On September 22, 2011, Rep. Cliff Stearns (R-FL), Chairman of the House Energy and Commerce Committee's Subcommittee on Oversight and Investigations, held a hearing with one witness, the Administrator of the U.S. Environmental Protection Agency (EPA) Lisa P. Jackson, on regulatory reform. At the hearing Stearns predicted that President Obama would not push through controversial environmental regulations before the 2012 election. As Stearns stated then, "issuing such a rule would cause [Obama] severe electoral problems in the next election." Today, the Washington Times is running a story* on Obama halting U.S. Environmental Protection Agency (EPA) regulations for a "political split second" before tomorrow's election and then imposing massive coal regulations after the election.

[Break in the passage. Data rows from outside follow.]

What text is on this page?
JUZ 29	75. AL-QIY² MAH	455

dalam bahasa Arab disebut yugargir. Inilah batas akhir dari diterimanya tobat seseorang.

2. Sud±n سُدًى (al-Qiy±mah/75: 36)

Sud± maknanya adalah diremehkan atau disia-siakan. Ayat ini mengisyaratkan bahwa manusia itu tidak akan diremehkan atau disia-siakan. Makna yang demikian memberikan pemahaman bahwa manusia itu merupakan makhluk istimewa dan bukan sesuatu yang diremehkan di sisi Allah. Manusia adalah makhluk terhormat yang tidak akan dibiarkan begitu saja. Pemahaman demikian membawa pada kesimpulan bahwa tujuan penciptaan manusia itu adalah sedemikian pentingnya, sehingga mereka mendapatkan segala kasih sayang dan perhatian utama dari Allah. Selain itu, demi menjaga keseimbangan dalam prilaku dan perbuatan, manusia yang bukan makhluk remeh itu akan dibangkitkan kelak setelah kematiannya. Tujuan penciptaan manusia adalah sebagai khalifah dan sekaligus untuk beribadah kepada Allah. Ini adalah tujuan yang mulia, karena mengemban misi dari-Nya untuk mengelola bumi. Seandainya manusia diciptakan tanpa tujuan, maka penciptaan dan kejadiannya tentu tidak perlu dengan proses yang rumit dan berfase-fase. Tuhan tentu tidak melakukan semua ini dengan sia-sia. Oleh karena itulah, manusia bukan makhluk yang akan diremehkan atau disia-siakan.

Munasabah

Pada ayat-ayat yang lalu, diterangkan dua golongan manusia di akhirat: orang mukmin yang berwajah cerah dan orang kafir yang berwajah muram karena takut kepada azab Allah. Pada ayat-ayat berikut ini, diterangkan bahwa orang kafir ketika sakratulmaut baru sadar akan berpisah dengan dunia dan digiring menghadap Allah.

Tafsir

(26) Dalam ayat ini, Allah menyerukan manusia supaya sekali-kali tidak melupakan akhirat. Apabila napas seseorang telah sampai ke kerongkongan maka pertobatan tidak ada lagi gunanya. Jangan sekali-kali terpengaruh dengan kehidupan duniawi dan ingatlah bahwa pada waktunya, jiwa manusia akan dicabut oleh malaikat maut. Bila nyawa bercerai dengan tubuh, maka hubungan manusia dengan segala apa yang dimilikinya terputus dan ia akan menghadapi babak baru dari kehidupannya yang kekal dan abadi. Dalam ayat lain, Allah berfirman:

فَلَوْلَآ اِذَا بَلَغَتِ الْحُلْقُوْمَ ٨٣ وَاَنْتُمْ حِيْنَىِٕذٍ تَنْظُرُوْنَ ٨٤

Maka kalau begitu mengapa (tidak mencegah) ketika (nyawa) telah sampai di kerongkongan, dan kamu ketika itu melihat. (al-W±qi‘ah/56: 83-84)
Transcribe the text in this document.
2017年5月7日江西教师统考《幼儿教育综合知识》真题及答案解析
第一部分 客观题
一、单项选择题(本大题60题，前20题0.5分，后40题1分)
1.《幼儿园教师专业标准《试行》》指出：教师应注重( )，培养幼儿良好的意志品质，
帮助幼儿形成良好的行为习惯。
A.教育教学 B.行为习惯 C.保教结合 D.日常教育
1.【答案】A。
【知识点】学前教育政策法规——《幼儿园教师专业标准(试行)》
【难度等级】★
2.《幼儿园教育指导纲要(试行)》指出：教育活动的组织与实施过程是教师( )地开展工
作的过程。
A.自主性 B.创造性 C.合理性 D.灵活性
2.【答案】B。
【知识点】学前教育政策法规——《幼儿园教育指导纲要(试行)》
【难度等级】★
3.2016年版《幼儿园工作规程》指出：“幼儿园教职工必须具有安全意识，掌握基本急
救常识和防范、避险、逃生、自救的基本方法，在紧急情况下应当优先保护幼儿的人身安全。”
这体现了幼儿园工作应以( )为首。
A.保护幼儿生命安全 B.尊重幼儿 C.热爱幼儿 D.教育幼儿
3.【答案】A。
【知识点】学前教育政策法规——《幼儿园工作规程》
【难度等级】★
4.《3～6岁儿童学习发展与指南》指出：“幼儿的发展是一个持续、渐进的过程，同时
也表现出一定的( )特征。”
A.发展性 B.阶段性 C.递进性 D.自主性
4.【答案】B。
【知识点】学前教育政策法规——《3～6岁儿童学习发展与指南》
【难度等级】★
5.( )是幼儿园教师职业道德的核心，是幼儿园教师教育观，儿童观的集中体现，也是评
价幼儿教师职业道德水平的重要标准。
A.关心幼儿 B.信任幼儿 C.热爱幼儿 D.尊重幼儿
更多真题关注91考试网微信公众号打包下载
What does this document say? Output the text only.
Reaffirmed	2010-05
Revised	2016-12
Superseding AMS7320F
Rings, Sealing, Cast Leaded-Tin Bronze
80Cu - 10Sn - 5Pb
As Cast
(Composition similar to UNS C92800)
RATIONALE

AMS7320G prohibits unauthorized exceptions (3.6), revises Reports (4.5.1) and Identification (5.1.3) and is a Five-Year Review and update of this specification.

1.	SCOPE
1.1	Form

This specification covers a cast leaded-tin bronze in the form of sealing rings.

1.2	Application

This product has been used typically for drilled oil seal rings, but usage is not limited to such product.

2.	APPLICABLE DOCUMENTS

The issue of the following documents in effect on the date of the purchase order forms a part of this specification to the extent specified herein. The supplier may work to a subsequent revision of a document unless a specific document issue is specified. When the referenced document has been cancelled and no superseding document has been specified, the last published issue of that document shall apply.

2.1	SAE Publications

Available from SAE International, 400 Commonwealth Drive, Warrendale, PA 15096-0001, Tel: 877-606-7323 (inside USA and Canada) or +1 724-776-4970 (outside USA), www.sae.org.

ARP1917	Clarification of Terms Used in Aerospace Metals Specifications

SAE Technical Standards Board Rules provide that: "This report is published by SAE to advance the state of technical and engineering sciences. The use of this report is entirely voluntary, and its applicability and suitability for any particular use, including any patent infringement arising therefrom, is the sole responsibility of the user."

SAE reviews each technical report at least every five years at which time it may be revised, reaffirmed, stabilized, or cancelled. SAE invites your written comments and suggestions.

As chairman of the Oversight and Investigations Subcommittee, Stearns held a hearing on the EPA's plans to impose severe regulations on coal development, transportation, and use that would harm the coal industry, cost thousands of jobs, and limit domestic energy production. In response to Stearns' oversight and the lack of economic growth and job creation, the Obama Administration and the EPA withdrew its regulatory plan. With the election ending tomorrow, the White House and the EPA are preparing anti-coal regulations that are expected to be released at the end of November.
Added Stearns, "According to the Competitive Enterprise Institute, regulations cost American taxpayers and businesses $1.8 trillion each year. The looming regulatory burdens at the center of President Obama's agenda contribute toward the broad uncertainty that prevents economic growth and job creation. I'm proud of my role in exposing the cost of these regulatory schemes, but I cannot be heartened by my prescient prediction that the 2012 election only would delay temporarily these new coal regulations."